I FRANKLY confess that I did not anticipate the call you have made upon me. I came prepared, if opportunity was given, to say a few words of the distinguished man whose memory you have, as far as marble could do it, immortalized; but, in speaking of him, I shall, of necessity, speak of the Union. I came up to witness the proceedings of to-day. It is a great spectacle, that of inaugurating the statue of one who has passed away from earth; it is the eternizing his name as far as marble can accomplish it; it is the rescuing from the tomb those features which were immovable in their day and generation. To do this on those grounds, and under the shadow of your Capitol, which is hallowed by great events and great names-and this, too, in advance of similar tributes to the heroes and statesmen of other days, who drew their sustenance from Virginia's maternal breast, and made their names illustrious-is no ordinary event; and yet it is right. It is right to reclaim the resemblance, while it may be done, of one of Virginia's sons, who in early life left the old homestead for a new one in the West, under the nursing care of her eldest daughter. It may be

said, after the manner of the inscription on the tomb of the Mantuan Swain, Virginia gave him birth; Kentucky gave him a grave; the United States furnished him a theatre for his labors. I trust the day is not distant when those public grounds will exhibit to our admiring people the risen features of a grand host of departed patriots, each after its own way, to be a silent but forcible monitor of that immortality of form which succeeds a life of high and honorable action.
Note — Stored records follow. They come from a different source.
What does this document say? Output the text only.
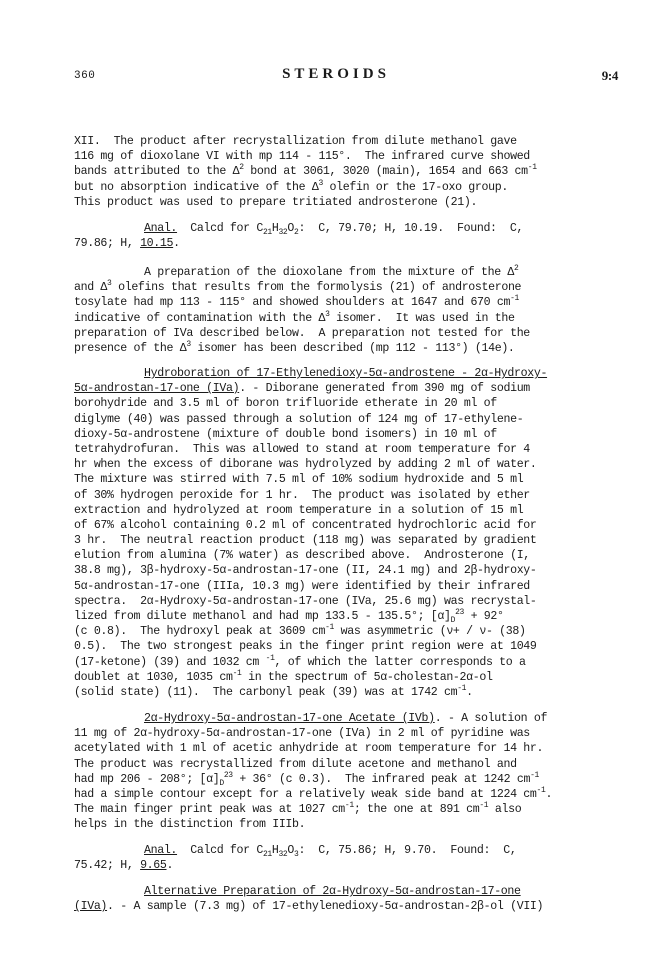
360	STEROIDS	9:4
XII.  The product after recrystallization from dilute methanol gave
116 mg of dioxolane VI with mp 114 - 115°.  The infrared curve showed
bands attributed to the $\Delta^2$ bond at 3061, 3020 (main), 1654 and 663 $cm^{-1}$
but no absorption indicative of the $\Delta^3$ olefin or the 17-oxo group.
This product was used to prepare tritiated androsterone (21).
Anal.  Calcd for $C_{21}H_{32}O_2$:  C, 79.70; H, 10.19.  Found:  C,
79.86; H, 10.15.
A preparation of the dioxolane from the mixture of the $\Delta^2$
and $\Delta^3$ olefins that results from the formolysis (21) of androsterone
tosylate had mp 113 - 115° and showed shoulders at 1647 and 670 $cm^{-1}$
indicative of contamination with the $\Delta^3$ isomer.  It was used in the
preparation of IVa described below.  A preparation not tested for the
presence of the $\Delta^3$ isomer has been described (mp 112 - 113°) (14e).
Hydroboration of 17-Ethylenedioxy-5α-androstene - 2α-Hydroxy-
5α-androstan-17-one (IVa). - Diborane generated from 390 mg of sodium
borohydride and 3.5 ml of boron trifluoride etherate in 20 ml of
diglyme (40) was passed through a solution of 124 mg of 17-ethylene-
dioxy-5α-androstene (mixture of double bond isomers) in 10 ml of
tetrahydrofuran.  This was allowed to stand at room temperature for 4
hr when the excess of diborane was hydrolyzed by adding 2 ml of water.
The mixture was stirred with 7.5 ml of 10% sodium hydroxide and 5 ml
of 30% hydrogen peroxide for 1 hr.  The product was isolated by ether
extraction and hydrolyzed at room temperature in a solution of 15 ml
of 67% alcohol containing 0.2 ml of concentrated hydrochloric acid for
3 hr.  The neutral reaction product (118 mg) was separated by gradient
elution from alumina (7% water) as described above.  Androsterone (I,
38.8 mg), 3β-hydroxy-5α-androstan-17-one (II, 24.1 mg) and 2β-hydroxy-
5α-androstan-17-one (IIIa, 10.3 mg) were identified by their infrared
spectra.  2α-Hydroxy-5α-androstan-17-one (IVa, 25.6 mg) was recrystal-
lized from dilute methanol and had mp 133.5 - 135.5°; $[\alpha]_D^{23} + 92^\circ$
(c 0.8).  The hydroxyl peak at 3609 $cm^{-1}$ was asymmetric (ν+ / ν- (38)
0.5).  The two strongest peaks in the finger print region were at 1049
(17-ketone) (39) and 1032 cm $^{-1}$, of which the latter corresponds to a
doublet at 1030, 1035 $cm^{-1}$ in the spectrum of 5α-cholestan-2α-ol
(solid state) (11).  The carbonyl peak (39) was at 1742 $cm^{-1}$.
2α-Hydroxy-5α-androstan-17-one Acetate (IVb). - A solution of
11 mg of 2α-hydroxy-5α-androstan-17-one (IVa) in 2 ml of pyridine was
acetylated with 1 ml of acetic anhydride at room temperature for 14 hr.
The product was recrystallized from dilute acetone and methanol and
had mp 206 - 208°; $[\alpha]_D^{23} + 36^\circ$ (c 0.3).  The infrared peak at 1242 $cm^{-1}$
had a simple contour except for a relatively weak side band at 1224 $cm^{-1}$.
The main finger print peak was at 1027 $cm^{-1}$; the one at 891 $cm^{-1}$ also
helps in the distinction from IIIb.
Anal.  Calcd for $C_{21}H_{32}O_3$:  C, 75.86; H, 9.70.  Found:  C,
75.42; H, 9.65.
Alternative Preparation of 2α-Hydroxy-5α-androstan-17-one
(IVa). - A sample (7.3 mg) of 17-ethylenedioxy-5α-androstan-2β-ol (VII)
From "Speech at Richmond on the inauguration of Clay Monument.”

THE GREAT MERITS OF HENRY CLAY.

JOHN TYLER.

THE details of Mr. Clay's life have been eloquently given by the accomplished orator of the day. It is not because I admired him as a man, as a leader in debate, as an orator of immense powers, that I am here to-day. No, it is because in my heart I believe that he has a title to a monument for an act of broad and unselfish patriotism in the course of his career which, standing by itself, I have not hesitated at all times, and in all places when it was suitable to say, entitled him not only to a monument of brass or marble, but to one in the hearts of his countrymen. The brow of the Roman citizen who had saved the life of another in battle, was encircled by an oaken wreath. What badge of distinction is proud enough for him who saves his country from civil war? Ask the parent who enfolds his little children and the companion of all his hopes and trials and triumphs in life, in his arms, at the horrible spectre of civil broil which threatens with grim aspect to enter his heretofore peaceful dwelling-ask the lone and widowed mother as she flies to the rock and desert with her infant strained to her breast and concealed from view by the tresses of her streaming hair-ask brave and stalwart men as they take their position in opposing ranks to shed each other's blood-ask one, ask all, what monument he deserves who drives away this horrible spectre of civil war, and restores his country to peace and confidence. Nay, more-ask the lovers of freedom all over the world what is the measure of gratitude for the man who saves that glorious banner, without a star shorn of its dazzling lustre-the herald, if so preserved, of ultimate freedom to mankind, from being torn and destroyed in the bloody arena of strife and battle. It was because, in my innermost heart, I believe Henry Clay did this, that I am here to-day.

From "Speech at Richmond on the inauguration of Clay Monument.”